Around the corner, past a couple of real people tapping at a table, the next room hosts a party of pencil points and bite marks, smeary flowers, and nine fleshy gray cans strung from a rectangle of poplar. This party of patterns beams like prints on Pee-Chee folders and posters of Degrassi Junior High hanging in the background (from the design-forward art directors of Canadian TV). I keep thinking of this as a sleepover of teenage girls costumed in their mothers’ dresses, 1970s and 80s vintage specimens that they filched out of the mothballs and donned for some vaguely cheesy fun, worn with more glee than smirk. These are paintings with shoulder pads that are ill-fitting, but with nothing to prove aside from their own jaunty angles. Their Symbolist floral patterns might easily be cut into a sleek sheath for a wayward vamp or an evening frock for a Hausfrau, but I heard that the artist calls these flowery arrays “palette cleansers”—just a means to smear away old paint, rubbing out a brush into dreamy daubs.

These are really paintings after all, though anything can happen in painting. The simple rules are set out with simple materials. A rectangle on a wall. Canvas, wood, paint, maybe a few staples or nails to keep it all tacked in place. That’s a painting. This simple set, this frame for a picture is the picture. Everyone always forgets about the frames, the woven fabric, easily unraveled, or the wood of the stretcher bars cut—we’re too busy trying to soak in the picture to be dazzled by expressions of emotion or precise prowess. (Though we don’t crop out the frames of paintings in photographs anymore, now do we?) But once the stage is set, anything you fill into it will be read as a painting—whether it’s those nine cans hanging with canvas strings from naked wood, or an overlapping eight points of pastel-smeary points of color (the only primary colors to be found in a muddy wash of tertiary hues throughout). The colors and shapes replicate some bit of applied art. Molzan folds the pejoratively decorative (and distinctly unhip) patterns of the defanged abstractions meant for dresses or wallpaper, folders or bed sheets (the most distant, prodigal descendants of Kazimir Malevich) back into the fine art family with sly humor and elliptical grace.
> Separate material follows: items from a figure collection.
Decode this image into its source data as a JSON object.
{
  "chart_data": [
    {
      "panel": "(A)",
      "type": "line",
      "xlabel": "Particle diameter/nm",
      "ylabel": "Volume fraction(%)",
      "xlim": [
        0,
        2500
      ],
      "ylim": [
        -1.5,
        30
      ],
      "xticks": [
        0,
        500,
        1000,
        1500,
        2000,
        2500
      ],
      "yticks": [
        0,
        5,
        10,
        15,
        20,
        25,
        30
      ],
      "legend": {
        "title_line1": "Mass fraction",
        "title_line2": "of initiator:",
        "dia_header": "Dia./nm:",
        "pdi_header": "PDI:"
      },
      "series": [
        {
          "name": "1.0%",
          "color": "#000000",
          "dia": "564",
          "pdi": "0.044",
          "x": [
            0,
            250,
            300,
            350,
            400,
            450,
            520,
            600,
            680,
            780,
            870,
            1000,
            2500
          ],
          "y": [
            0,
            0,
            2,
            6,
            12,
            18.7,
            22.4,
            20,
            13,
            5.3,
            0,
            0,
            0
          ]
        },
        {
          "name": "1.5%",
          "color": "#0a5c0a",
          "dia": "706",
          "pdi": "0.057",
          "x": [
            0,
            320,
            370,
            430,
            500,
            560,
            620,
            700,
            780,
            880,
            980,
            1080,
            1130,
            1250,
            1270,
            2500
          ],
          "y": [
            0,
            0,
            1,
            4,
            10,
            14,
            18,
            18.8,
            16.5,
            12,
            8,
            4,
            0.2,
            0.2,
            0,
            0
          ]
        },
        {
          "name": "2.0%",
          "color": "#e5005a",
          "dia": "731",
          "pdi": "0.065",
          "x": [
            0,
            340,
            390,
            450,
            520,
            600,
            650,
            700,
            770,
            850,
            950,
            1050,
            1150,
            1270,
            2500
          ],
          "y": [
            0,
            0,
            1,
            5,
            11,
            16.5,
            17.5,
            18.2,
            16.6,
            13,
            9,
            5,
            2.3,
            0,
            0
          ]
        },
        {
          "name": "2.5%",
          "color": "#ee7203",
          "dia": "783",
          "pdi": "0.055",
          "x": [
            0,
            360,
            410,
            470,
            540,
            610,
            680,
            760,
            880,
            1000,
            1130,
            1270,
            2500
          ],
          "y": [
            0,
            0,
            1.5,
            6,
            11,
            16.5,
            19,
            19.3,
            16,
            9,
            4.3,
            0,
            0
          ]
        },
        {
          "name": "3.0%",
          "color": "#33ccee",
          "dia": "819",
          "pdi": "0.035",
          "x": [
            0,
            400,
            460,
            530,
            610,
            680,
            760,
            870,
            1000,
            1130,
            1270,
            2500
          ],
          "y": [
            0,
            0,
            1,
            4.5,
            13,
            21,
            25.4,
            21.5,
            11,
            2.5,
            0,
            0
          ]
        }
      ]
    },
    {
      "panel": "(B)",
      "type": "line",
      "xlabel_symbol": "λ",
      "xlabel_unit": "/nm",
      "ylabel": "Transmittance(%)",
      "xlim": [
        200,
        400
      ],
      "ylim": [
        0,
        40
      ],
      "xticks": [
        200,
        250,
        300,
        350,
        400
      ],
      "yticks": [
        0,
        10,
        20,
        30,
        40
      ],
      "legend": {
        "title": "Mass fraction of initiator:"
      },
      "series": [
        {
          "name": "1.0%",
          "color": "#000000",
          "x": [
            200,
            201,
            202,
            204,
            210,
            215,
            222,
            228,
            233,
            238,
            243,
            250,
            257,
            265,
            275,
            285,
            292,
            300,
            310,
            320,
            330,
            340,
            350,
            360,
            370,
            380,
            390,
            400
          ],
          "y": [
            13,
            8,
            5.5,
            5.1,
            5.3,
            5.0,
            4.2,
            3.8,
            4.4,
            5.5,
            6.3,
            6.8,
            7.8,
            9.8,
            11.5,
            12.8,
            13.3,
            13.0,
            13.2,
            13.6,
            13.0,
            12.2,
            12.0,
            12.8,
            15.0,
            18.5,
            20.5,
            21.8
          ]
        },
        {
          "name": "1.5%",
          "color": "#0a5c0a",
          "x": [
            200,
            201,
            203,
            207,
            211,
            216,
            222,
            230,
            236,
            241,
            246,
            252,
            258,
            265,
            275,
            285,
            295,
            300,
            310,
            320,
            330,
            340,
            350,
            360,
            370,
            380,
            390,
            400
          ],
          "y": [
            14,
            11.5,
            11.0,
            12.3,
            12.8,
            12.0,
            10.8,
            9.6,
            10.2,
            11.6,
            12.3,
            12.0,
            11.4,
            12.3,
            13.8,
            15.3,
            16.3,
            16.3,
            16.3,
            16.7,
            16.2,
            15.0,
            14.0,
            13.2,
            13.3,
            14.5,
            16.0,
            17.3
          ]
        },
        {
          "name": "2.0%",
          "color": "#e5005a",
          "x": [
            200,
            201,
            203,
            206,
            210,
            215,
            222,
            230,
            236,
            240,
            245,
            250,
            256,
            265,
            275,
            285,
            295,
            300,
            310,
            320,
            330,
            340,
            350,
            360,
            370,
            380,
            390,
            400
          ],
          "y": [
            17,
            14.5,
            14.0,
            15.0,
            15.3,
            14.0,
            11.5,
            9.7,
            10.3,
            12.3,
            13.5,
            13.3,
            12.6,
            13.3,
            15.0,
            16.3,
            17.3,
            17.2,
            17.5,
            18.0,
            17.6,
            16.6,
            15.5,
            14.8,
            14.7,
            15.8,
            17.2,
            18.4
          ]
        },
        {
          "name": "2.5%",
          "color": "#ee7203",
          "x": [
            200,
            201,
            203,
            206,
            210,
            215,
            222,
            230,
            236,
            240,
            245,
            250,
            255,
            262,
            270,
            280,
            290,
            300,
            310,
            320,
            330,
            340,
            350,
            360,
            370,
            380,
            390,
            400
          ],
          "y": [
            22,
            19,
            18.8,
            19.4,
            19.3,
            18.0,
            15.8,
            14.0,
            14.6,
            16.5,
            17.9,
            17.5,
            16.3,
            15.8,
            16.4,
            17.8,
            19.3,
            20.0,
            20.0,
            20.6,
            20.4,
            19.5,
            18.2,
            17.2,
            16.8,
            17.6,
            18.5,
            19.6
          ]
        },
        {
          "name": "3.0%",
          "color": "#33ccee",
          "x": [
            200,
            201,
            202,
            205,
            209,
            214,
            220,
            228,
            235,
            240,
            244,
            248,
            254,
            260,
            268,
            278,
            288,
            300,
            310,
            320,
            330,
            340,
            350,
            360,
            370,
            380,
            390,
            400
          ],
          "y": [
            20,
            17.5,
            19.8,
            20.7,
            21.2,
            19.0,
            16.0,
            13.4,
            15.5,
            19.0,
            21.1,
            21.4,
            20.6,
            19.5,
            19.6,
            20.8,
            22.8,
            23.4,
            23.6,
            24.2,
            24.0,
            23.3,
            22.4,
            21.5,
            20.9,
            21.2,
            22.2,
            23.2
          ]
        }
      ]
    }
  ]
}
Maybe their “brushiness” reflects soft-focus in the way that old illustrations and commercial abstractions used to—an effect all but handily murdered by Adobe Photoshop’s brush tool. Maybe I really don’t want to use the word “brushy,” but rather “breathy.” Yet, nary a breath exhales from those bright red lips—still and implacable.

Though each work is a character, they aren’t alive. They are just paintings, untitled. Maybe they’re not nameless, but unnameable. Better a flicker of color soundly skirting meaning than another example of words again chasing after elusive pictures.